On April 23 young woman was struck by a car at Bathurst and Queens Quay. She left in an ambulance.

A third accident between two cars occurred May 11.

The meeting was told 100 traffic tickets have been issued in the past month, as Toronto police step up enforcement activities at that intersection.

The Community Council decided to:

•    Prohibit northbound left turns from Eireann Quay to Queens Quay West at all times,

•    Prohibit northbound right turns from Eireann Quay to Queens Quay West when the  traffic control signal shows red,

•    Prohibit eastbound right turns from Queens Quay West to Eireann Quay when the traffic control signal shows red

•    Modify the pavement markings at the intersection of Queens Quay West and Eireann Quay/Bathurst Street by

1.    installing zebra markings on all four crosswalks,

2.    improving the bicycle lane markings on the westbound approach,

3.     installing any additional guide lines required to assist motorists through the centre of the intersection, and

4.    delineating a new school bus loading zone immediately south of the intersection

•    Prohibit northbound left turns from Stadium Road to Lake Shore Boulevard West, from 4:00 p.m. to 6:00 p.m., Monday to Friday, except Public Holidays.

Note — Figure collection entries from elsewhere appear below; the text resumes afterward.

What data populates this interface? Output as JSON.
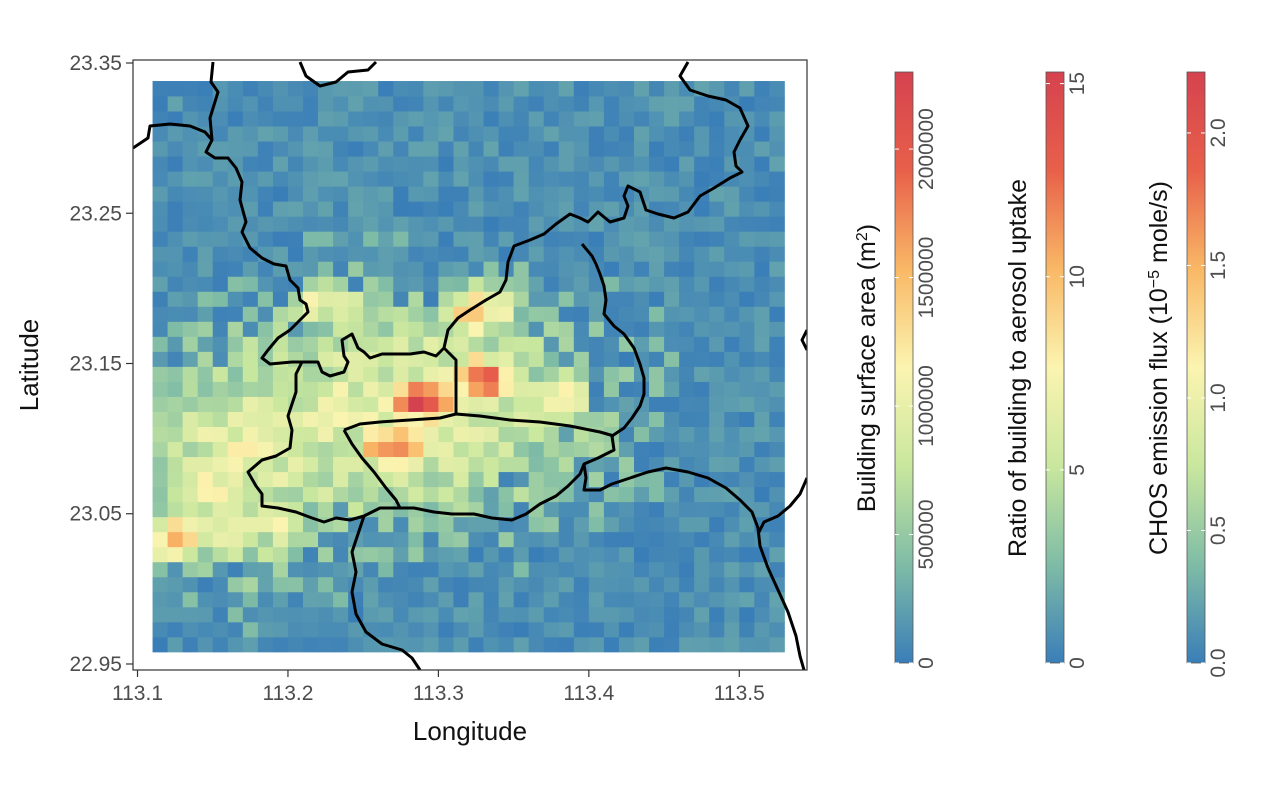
{
  "chart_data": {
    "type": "heatmap",
    "title": "",
    "xlabel": "Longitude",
    "ylabel": "Latitude",
    "xlim": [
      113.097,
      113.545
    ],
    "ylim": [
      22.946,
      23.352
    ],
    "xticks": [
      113.1,
      113.2,
      113.3,
      113.4,
      113.5
    ],
    "xtick_labels": [
      "113.1",
      "113.2",
      "113.3",
      "113.4",
      "113.5"
    ],
    "yticks": [
      22.95,
      23.05,
      23.15,
      23.25,
      23.35
    ],
    "ytick_labels": [
      "22.95",
      "23.05",
      "23.15",
      "23.25",
      "23.35"
    ],
    "grid": false,
    "colormap": "Spectral (reversed)",
    "palette": [
      "#3a7eb8",
      "#7fbca6",
      "#c9e79e",
      "#fbf4b0",
      "#f9b866",
      "#e8604a",
      "#d5424f"
    ],
    "grid_x_range": [
      113.11,
      113.53
    ],
    "grid_y_range": [
      22.958,
      23.338
    ],
    "grid_cols": 42,
    "grid_rows": 38,
    "values_note": "Cell values given as normalized intensity 0-1 (fraction of colorbar range).",
    "hotspots": [
      {
        "lon": 113.29,
        "lat": 23.125,
        "value": 0.95
      },
      {
        "lon": 113.27,
        "lat": 23.095,
        "value": 0.78
      },
      {
        "lon": 113.33,
        "lat": 23.14,
        "value": 0.8
      },
      {
        "lon": 113.325,
        "lat": 23.185,
        "value": 0.62
      },
      {
        "lon": 113.125,
        "lat": 23.035,
        "value": 0.62
      },
      {
        "lon": 113.19,
        "lat": 23.045,
        "value": 0.5
      },
      {
        "lon": 113.23,
        "lat": 23.19,
        "value": 0.5
      },
      {
        "lon": 113.38,
        "lat": 23.13,
        "value": 0.5
      }
    ],
    "colorbars": [
      {
        "title_main": "Building surface area (m",
        "title_sup": "2",
        "title_tail": ")",
        "ticks": [
          0,
          500000,
          1000000,
          1500000,
          2000000
        ],
        "tick_labels": [
          "0",
          "500000",
          "1000000",
          "1500000",
          "2000000"
        ],
        "range": [
          0,
          2300000
        ]
      },
      {
        "title_main": "Ratio of building to aerosol uptake",
        "title_sup": "",
        "title_tail": "",
        "ticks": [
          0,
          5,
          10,
          15
        ],
        "tick_labels": [
          "0",
          "5",
          "10",
          "15"
        ],
        "range": [
          0,
          15.3
        ]
      },
      {
        "title_main": "CHOS emission flux (10",
        "title_sup": "−5",
        "title_tail": " mole/s)",
        "ticks": [
          0,
          0.5,
          1.0,
          1.5,
          2.0
        ],
        "tick_labels": [
          "0.0",
          "0.5",
          "1.0",
          "1.5",
          "2.0"
        ],
        "range": [
          0,
          2.23
        ]
      }
    ]
  }
}
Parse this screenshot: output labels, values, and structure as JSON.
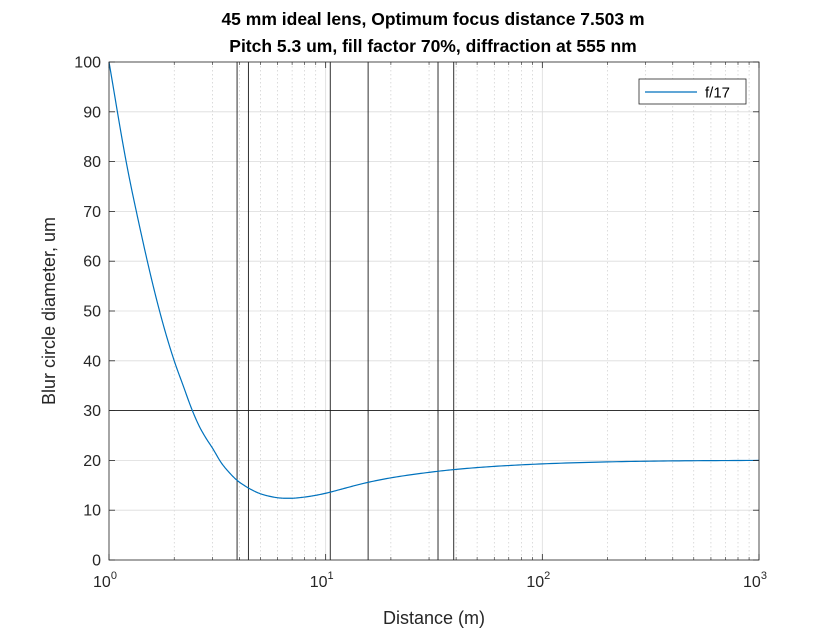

•    Prohibit eastbound right turns from Lake Shore Boulevard West to Stadium Road, from 7:00 a.m. to 9:00 a.m., Monday to Friday, except Public Holidays.

•    Prohibit heavy trucks at all times on Stadium Road, between Lake Shore Boulevard West and the south end of Stadium Road

•    Install a red light camera at the Bathurst Street/Queen’s Quay/Eireann Quay intersection

•    Narrow the Eireann Quay roadway at the south side of the intersection

•    Create seven short stay parking spaces for parent pick-up and drop-off for the two schools and day care centre at that intersection.

Speed bumps on Eireann Quay, approved for installation in August 2010, but delayed by threat of legal action from the TPA, are now likely to be installed following a further round of consultation.

Parents and community members continue to stop traffic with banners in that intersection twice daily to protect their children.